Toshiba Corporation has completed the first stage of a project to replace the external lighting at the Louvre Museum in Paris with LED lighting.

The first stage involves the lighting in the iconic central Pyramid, as well as the three surrounding pyramidions (small pyramids) and a section of the façade of the Colbert pavilion, part of the main museum building.

The lighting was switched on during a ceremony on December 6 by Norio Sasaki, president and CEO of Toshiba Corporation, and Henri Loyrette, Director of the Louvre Museum.

The ceremony, and the project itself, make a clear statement about Toshiba’s intention to expand into the European market. All the company’s products in Europe are LED-based. François Séguineau, President of Toshiba Lighting Europe, said that Toshiba is now “top-3 supplier of LED lamps in Europe,” having made a high-profile debut at Light+Building in April 2010.

The partnership between Toshiba and the Louvre Museum, which will run until 2023, was first announced in July 2010. In the next phases of the project the remaining facades of the Napoleon Court will be completed in the first half of 2012, and the courtyard will follow in 2013.

Toshiba will provide a total of 3,200 LED light fittings to replace 4,500 xenon light fittings. These will cut annual power consumption for the exterior lighting by 73%, from 392,000 to 105,000 watts.

Six different fixture types were purpose-designed for the Louvre installation. The lighting had to meet various technical specifications, but also meet the more subjective and aesthetic requirements of the museum Director and France’s Historical Monuments Committee.

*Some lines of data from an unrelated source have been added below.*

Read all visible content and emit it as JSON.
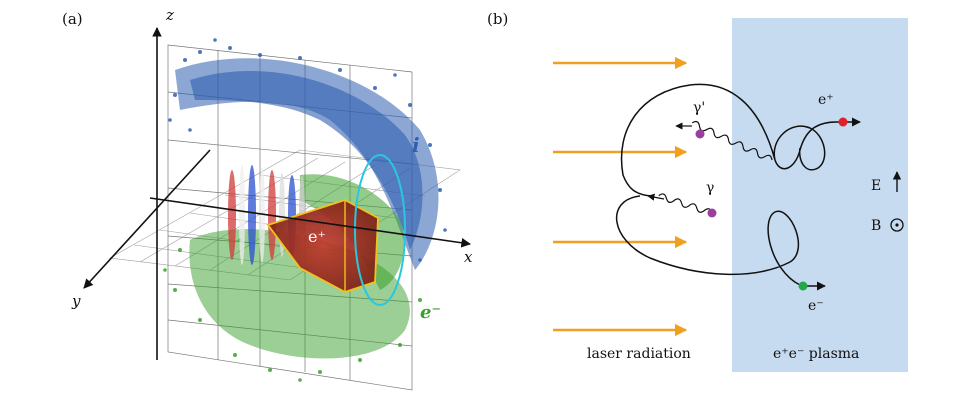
{
  "panel_a": {
    "label": "(a)",
    "axes": {
      "x": "x",
      "y": "y",
      "z": "z"
    },
    "species": {
      "ions": {
        "label": "i",
        "color": "#2f5fb0"
      },
      "electrons": {
        "label": "e⁻",
        "color": "#3aa02c"
      },
      "positrons": {
        "label": "e⁺",
        "color": "#a8281c"
      }
    },
    "contour_colors": {
      "yellow": "#f2c11d",
      "cyan": "#29c6e0"
    }
  },
  "panel_b": {
    "label": "(b)",
    "laser_label": "laser radiation",
    "plasma_label": "e⁺e⁻ plasma",
    "plasma_color": "#c6daf0",
    "arrow_color": "#f0a020",
    "photon1": "γ'",
    "photon2": "γ",
    "positron": "e⁺",
    "electron": "e⁻",
    "field_E": "E",
    "field_B": "B",
    "colors": {
      "photon": "#9a3fa0",
      "positron": "#e0202a",
      "electron": "#22a84a"
    }
  }
}
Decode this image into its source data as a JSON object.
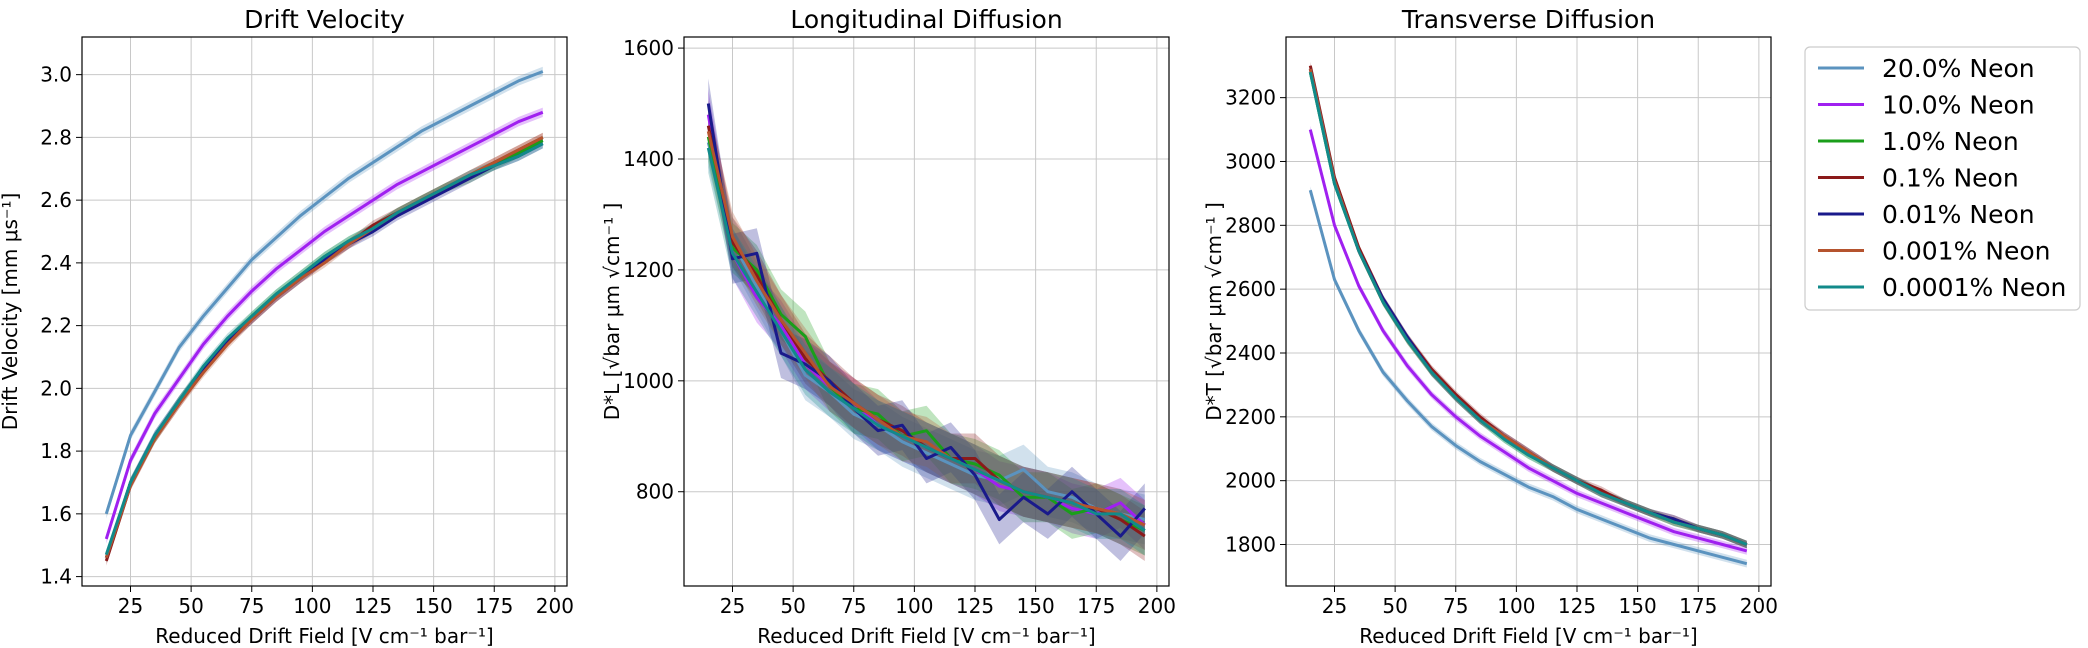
{
  "colors": {
    "20.0% Neon": "#5b93bf",
    "10.0% Neon": "#a020f0",
    "1.0% Neon": "#1a9e1a",
    "0.1% Neon": "#8b1a1a",
    "0.01% Neon": "#1a1a8b",
    "0.001% Neon": "#b5532e",
    "0.0001% Neon": "#118a8a"
  },
  "chart_data": [
    {
      "type": "line",
      "title": "Drift Velocity",
      "xlabel": "Reduced Drift Field [V cm⁻¹ bar⁻¹]",
      "ylabel": "Drift Velocity [mm μs⁻¹]",
      "xlim": [
        5,
        205
      ],
      "ylim": [
        1.37,
        3.12
      ],
      "xticks": [
        "25",
        "50",
        "75",
        "100",
        "125",
        "150",
        "175",
        "200"
      ],
      "yticks": [
        "1.4",
        "1.6",
        "1.8",
        "2.0",
        "2.2",
        "2.4",
        "2.6",
        "2.8",
        "3.0"
      ],
      "grid": true,
      "x": [
        15,
        25,
        35,
        45,
        55,
        65,
        75,
        85,
        95,
        105,
        115,
        125,
        135,
        145,
        155,
        165,
        175,
        185,
        195
      ],
      "series": [
        {
          "name": "20.0% Neon",
          "values": [
            1.6,
            1.85,
            1.99,
            2.13,
            2.23,
            2.32,
            2.41,
            2.48,
            2.55,
            2.61,
            2.67,
            2.72,
            2.77,
            2.82,
            2.86,
            2.9,
            2.94,
            2.98,
            3.01
          ]
        },
        {
          "name": "10.0% Neon",
          "values": [
            1.52,
            1.77,
            1.92,
            2.03,
            2.14,
            2.23,
            2.31,
            2.38,
            2.44,
            2.5,
            2.55,
            2.6,
            2.65,
            2.69,
            2.73,
            2.77,
            2.81,
            2.85,
            2.88
          ]
        },
        {
          "name": "1.0% Neon",
          "values": [
            1.46,
            1.7,
            1.84,
            1.96,
            2.06,
            2.15,
            2.23,
            2.3,
            2.36,
            2.42,
            2.47,
            2.51,
            2.56,
            2.6,
            2.64,
            2.67,
            2.71,
            2.75,
            2.79
          ]
        },
        {
          "name": "0.1% Neon",
          "values": [
            1.45,
            1.69,
            1.84,
            1.95,
            2.06,
            2.15,
            2.22,
            2.29,
            2.35,
            2.41,
            2.46,
            2.52,
            2.56,
            2.6,
            2.64,
            2.68,
            2.72,
            2.76,
            2.8
          ]
        },
        {
          "name": "0.01% Neon",
          "values": [
            1.46,
            1.7,
            1.85,
            1.96,
            2.06,
            2.15,
            2.22,
            2.29,
            2.35,
            2.41,
            2.46,
            2.5,
            2.55,
            2.59,
            2.63,
            2.67,
            2.71,
            2.74,
            2.78
          ]
        },
        {
          "name": "0.001% Neon",
          "values": [
            1.46,
            1.69,
            1.84,
            1.95,
            2.05,
            2.14,
            2.22,
            2.29,
            2.35,
            2.4,
            2.46,
            2.51,
            2.56,
            2.6,
            2.64,
            2.68,
            2.72,
            2.76,
            2.8
          ]
        },
        {
          "name": "0.0001% Neon",
          "values": [
            1.47,
            1.7,
            1.85,
            1.96,
            2.07,
            2.16,
            2.23,
            2.3,
            2.36,
            2.42,
            2.47,
            2.51,
            2.56,
            2.6,
            2.64,
            2.68,
            2.71,
            2.74,
            2.78
          ]
        }
      ]
    },
    {
      "type": "line",
      "title": "Longitudinal Diffusion",
      "xlabel": "Reduced Drift Field [V cm⁻¹ bar⁻¹]",
      "ylabel": "D*L [√bar μm √cm⁻¹ ]",
      "xlim": [
        5,
        205
      ],
      "ylim": [
        630,
        1620
      ],
      "xticks": [
        "25",
        "50",
        "75",
        "100",
        "125",
        "150",
        "175",
        "200"
      ],
      "yticks": [
        "800",
        "1000",
        "1200",
        "1400",
        "1600"
      ],
      "grid": true,
      "x": [
        15,
        25,
        35,
        45,
        55,
        65,
        75,
        85,
        95,
        105,
        115,
        125,
        135,
        145,
        155,
        165,
        175,
        185,
        195
      ],
      "series": [
        {
          "name": "20.0% Neon",
          "values": [
            1430,
            1250,
            1170,
            1090,
            1010,
            980,
            940,
            920,
            890,
            870,
            850,
            830,
            820,
            840,
            800,
            790,
            770,
            760,
            750
          ]
        },
        {
          "name": "10.0% Neon",
          "values": [
            1480,
            1230,
            1150,
            1100,
            1030,
            990,
            960,
            920,
            900,
            880,
            860,
            840,
            810,
            800,
            790,
            770,
            760,
            780,
            740
          ]
        },
        {
          "name": "1.0% Neon",
          "values": [
            1440,
            1240,
            1200,
            1120,
            1080,
            990,
            950,
            940,
            900,
            910,
            860,
            850,
            830,
            790,
            790,
            760,
            770,
            750,
            730
          ]
        },
        {
          "name": "0.1% Neon",
          "values": [
            1460,
            1250,
            1190,
            1110,
            1040,
            1000,
            960,
            930,
            910,
            880,
            860,
            860,
            820,
            800,
            790,
            780,
            770,
            750,
            720
          ]
        },
        {
          "name": "0.01% Neon",
          "values": [
            1500,
            1220,
            1230,
            1050,
            1030,
            1000,
            950,
            910,
            920,
            860,
            880,
            830,
            750,
            790,
            760,
            800,
            760,
            720,
            770
          ]
        },
        {
          "name": "0.001% Neon",
          "values": [
            1450,
            1260,
            1180,
            1110,
            1050,
            990,
            960,
            930,
            900,
            890,
            860,
            840,
            820,
            800,
            790,
            780,
            770,
            760,
            740
          ]
        },
        {
          "name": "0.0001% Neon",
          "values": [
            1420,
            1230,
            1160,
            1090,
            1020,
            980,
            950,
            920,
            900,
            880,
            860,
            840,
            820,
            800,
            790,
            780,
            760,
            760,
            730
          ]
        }
      ]
    },
    {
      "type": "line",
      "title": "Transverse Diffusion",
      "xlabel": "Reduced Drift Field [V cm⁻¹ bar⁻¹]",
      "ylabel": "D*T [√bar μm √cm⁻¹ ]",
      "xlim": [
        5,
        205
      ],
      "ylim": [
        1670,
        3390
      ],
      "xticks": [
        "25",
        "50",
        "75",
        "100",
        "125",
        "150",
        "175",
        "200"
      ],
      "yticks": [
        "1800",
        "2000",
        "2200",
        "2400",
        "2600",
        "2800",
        "3000",
        "3200"
      ],
      "grid": true,
      "x": [
        15,
        25,
        35,
        45,
        55,
        65,
        75,
        85,
        95,
        105,
        115,
        125,
        135,
        145,
        155,
        165,
        175,
        185,
        195
      ],
      "series": [
        {
          "name": "20.0% Neon",
          "values": [
            2910,
            2630,
            2470,
            2340,
            2250,
            2170,
            2110,
            2060,
            2020,
            1980,
            1950,
            1910,
            1880,
            1850,
            1820,
            1800,
            1780,
            1760,
            1740
          ]
        },
        {
          "name": "10.0% Neon",
          "values": [
            3100,
            2800,
            2610,
            2470,
            2360,
            2270,
            2200,
            2140,
            2090,
            2040,
            2000,
            1960,
            1930,
            1900,
            1870,
            1840,
            1820,
            1800,
            1780
          ]
        },
        {
          "name": "1.0% Neon",
          "values": [
            3280,
            2930,
            2720,
            2560,
            2440,
            2340,
            2260,
            2190,
            2130,
            2080,
            2040,
            2000,
            1960,
            1930,
            1900,
            1870,
            1850,
            1830,
            1800
          ]
        },
        {
          "name": "0.1% Neon",
          "values": [
            3300,
            2950,
            2730,
            2570,
            2450,
            2350,
            2270,
            2200,
            2140,
            2090,
            2040,
            2000,
            1970,
            1930,
            1900,
            1880,
            1850,
            1830,
            1800
          ]
        },
        {
          "name": "0.01% Neon",
          "values": [
            3290,
            2940,
            2720,
            2570,
            2450,
            2340,
            2260,
            2190,
            2140,
            2090,
            2040,
            2000,
            1960,
            1930,
            1900,
            1880,
            1850,
            1830,
            1800
          ]
        },
        {
          "name": "0.001% Neon",
          "values": [
            3290,
            2940,
            2720,
            2560,
            2440,
            2340,
            2260,
            2190,
            2140,
            2090,
            2040,
            2000,
            1960,
            1930,
            1900,
            1870,
            1850,
            1830,
            1800
          ]
        },
        {
          "name": "0.0001% Neon",
          "values": [
            3280,
            2930,
            2720,
            2560,
            2440,
            2340,
            2260,
            2190,
            2130,
            2080,
            2040,
            2000,
            1960,
            1930,
            1900,
            1870,
            1850,
            1830,
            1800
          ]
        }
      ]
    }
  ],
  "legend": {
    "placement": "outside-right",
    "entries": [
      "20.0% Neon",
      "10.0% Neon",
      "1.0% Neon",
      "0.1% Neon",
      "0.01% Neon",
      "0.001% Neon",
      "0.0001% Neon"
    ]
  }
}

The fixtures used inside the Pyramid have a color temperature of 2700K, and are IP65-rated in case of water ingress during storms (there are no artworks beneath the pyramid!). The 15-LED fixtures replaced fittings that contained five 20-watt metal-halide lamps. The luminous flux remained the same, at just over 1300 lm, but the overall power consumption decreased from 120W to 29.5W.